One of the important aspects that you want to consider when doing this exercise is to undersatnd how would your “target” cluster’s storage utilization on each node would look like. The following command in the AWS CLI would throw you some options to consider:
aws redshift describe-node-configuration-options --snapshot-identifier <mycluster-snapshot> --region eu-west-1 -—action-type restore-cluster
Automatic Workload Management
This isn’t a re:Invent timeframe announcement as such. This was announced in September. But I am including it here because this is a big one and simplifies day to day operations of a Redshift cluster for an administrator.
Even some of the large Redshift customers find it cumbersome to perform Workload Management (WLM) on Redshift. WLM on itself is a pretty deep topic and is something that you cannot avoid once your workloads start scaling on Redshift.
WLM provides many controls for a Redshift administrator to manage different workloads and give better experience for all types of users of the system. Over the years, WLM has evolved from a static configuration to a dynamic configuration (of queues and memory) with Queue Priorities, Query Monitoring Rules, Queue Hopping, Short Query Acceleration and Concurrency Scaling.

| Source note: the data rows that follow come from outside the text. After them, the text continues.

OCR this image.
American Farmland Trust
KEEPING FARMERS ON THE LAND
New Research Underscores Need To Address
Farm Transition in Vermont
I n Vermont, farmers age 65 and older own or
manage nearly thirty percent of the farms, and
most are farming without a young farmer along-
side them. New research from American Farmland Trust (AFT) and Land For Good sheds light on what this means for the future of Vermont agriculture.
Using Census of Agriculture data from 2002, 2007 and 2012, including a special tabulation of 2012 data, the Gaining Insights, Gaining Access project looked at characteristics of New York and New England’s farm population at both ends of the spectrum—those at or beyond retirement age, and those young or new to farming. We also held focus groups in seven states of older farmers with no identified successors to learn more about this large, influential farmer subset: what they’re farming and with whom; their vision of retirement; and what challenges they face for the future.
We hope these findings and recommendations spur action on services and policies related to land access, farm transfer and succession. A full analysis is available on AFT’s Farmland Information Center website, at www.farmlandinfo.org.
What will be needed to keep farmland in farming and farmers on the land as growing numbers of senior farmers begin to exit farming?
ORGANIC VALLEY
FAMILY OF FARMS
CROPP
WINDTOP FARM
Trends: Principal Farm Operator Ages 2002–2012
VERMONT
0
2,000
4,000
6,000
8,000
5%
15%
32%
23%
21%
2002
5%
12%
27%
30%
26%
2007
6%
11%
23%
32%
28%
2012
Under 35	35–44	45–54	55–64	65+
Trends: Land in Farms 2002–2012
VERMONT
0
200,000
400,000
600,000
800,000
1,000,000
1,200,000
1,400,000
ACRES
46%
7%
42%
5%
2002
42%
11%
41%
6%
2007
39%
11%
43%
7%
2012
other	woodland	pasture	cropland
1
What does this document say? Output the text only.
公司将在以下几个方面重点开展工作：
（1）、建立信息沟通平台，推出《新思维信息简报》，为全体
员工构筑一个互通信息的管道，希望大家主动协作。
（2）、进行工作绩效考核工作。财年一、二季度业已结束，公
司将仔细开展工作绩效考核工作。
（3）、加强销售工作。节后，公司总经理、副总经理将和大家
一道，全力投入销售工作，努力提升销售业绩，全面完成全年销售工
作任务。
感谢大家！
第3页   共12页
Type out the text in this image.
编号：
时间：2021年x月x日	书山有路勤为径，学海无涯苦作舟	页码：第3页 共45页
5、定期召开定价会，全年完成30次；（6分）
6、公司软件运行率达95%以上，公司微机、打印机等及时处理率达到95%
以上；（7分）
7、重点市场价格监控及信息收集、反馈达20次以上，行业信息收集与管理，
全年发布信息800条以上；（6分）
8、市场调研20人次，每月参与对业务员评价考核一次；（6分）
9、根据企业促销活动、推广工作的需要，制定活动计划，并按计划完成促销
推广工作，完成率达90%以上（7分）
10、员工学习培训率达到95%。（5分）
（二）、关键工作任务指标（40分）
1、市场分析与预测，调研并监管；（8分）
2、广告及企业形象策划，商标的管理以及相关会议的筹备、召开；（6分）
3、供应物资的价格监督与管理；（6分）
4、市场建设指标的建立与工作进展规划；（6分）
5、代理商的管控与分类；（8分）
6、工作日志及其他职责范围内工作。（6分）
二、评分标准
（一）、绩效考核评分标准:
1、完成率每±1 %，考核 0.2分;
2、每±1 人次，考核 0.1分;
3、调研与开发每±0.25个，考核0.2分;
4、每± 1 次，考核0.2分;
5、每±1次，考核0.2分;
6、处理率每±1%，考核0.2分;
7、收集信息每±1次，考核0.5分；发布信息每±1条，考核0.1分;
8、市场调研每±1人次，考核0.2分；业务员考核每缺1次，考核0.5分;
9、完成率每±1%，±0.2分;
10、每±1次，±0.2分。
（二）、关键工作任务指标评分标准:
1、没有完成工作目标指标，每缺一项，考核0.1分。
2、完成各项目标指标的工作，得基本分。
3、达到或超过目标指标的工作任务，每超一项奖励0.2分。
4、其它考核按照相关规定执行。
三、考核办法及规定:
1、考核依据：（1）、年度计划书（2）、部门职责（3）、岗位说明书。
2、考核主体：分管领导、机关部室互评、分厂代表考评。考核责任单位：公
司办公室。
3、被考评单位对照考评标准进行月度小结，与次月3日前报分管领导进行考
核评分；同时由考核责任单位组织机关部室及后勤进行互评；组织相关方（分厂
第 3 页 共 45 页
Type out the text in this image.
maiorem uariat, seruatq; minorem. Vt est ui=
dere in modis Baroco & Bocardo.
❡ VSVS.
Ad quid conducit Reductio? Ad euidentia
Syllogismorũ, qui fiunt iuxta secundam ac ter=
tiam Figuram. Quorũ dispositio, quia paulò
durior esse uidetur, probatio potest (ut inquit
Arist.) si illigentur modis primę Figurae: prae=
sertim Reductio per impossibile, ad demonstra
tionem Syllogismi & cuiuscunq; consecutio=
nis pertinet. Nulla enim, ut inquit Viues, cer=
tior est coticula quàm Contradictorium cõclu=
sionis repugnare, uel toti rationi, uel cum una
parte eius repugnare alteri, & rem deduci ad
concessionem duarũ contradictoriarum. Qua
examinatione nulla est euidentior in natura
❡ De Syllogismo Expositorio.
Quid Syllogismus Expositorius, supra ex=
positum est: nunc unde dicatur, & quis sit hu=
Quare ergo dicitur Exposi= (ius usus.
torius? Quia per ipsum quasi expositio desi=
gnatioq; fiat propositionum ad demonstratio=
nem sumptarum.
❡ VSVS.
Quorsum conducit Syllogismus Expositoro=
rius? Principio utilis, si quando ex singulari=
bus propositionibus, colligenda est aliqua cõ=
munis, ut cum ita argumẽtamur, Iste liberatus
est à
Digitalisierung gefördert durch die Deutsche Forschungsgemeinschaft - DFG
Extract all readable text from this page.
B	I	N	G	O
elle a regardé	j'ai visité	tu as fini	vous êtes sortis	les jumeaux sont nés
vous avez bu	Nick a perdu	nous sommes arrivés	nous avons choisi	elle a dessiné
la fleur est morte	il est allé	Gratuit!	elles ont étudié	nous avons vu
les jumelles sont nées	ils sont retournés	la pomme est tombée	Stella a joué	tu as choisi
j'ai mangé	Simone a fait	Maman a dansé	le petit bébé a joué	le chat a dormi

However all of these require someone to continuously observe the workloads on the cluster and keep tweaking these configurations. With Automatic WLM, Redshift removes much of these overheads from the administrator.
With Automatic WLM, you still define Queues, Queue Priorities, User/Query Groups and configure Concurrency Scaling (for required Queues). Automatic WLM will then dynamically manage memory allocation and concurrency amongst these queues based on the workload. Automatic WLM also works with Short Query Acceleration allowing short running queries to complete.
If you are managing WLM manually today, it might be worthwhile taking a look at this feature. You can read more about how Automatic WLM works here: https://docs.aws.amazon.com/redshift/latest/dg/automatic-wlm.html
A few more noteworthy ones
These are few more features that got added over the couse of 2019 – just ICYMI
- Stored Procedure Support. A BIG BIG ask from many customers. More here: https://docs.aws.amazon.com/redshift/latest/dg/stored-procedure-create.html
- Auto VACUUM DELETE: https://docs.aws.amazon.com/redshift/latest/dg/t_Reclaiming_storage_space202.html#automatic-table-delete
- Auto ANALYZE: https://docs.aws.amazon.com/redshift/latest/dg/t_Analyzing_tables.html#t_Analyzing_tables-auto-analyze
- AUTO Distribution Style: https://docs.aws.amazon.com/redshift/latest/dg/c_choosing_dist_sort.html
I believe with all these new capabilities, Redshift has now automated a whole lot of operations making administrators’ life simpler. Put it in typical Amazon way, Redshift now takes care of most of the “undifferentiated heavy lifting” 🙂
Did I miss any new major announcement? What do you think about these features? Do let me know your thoughts in the comments section below.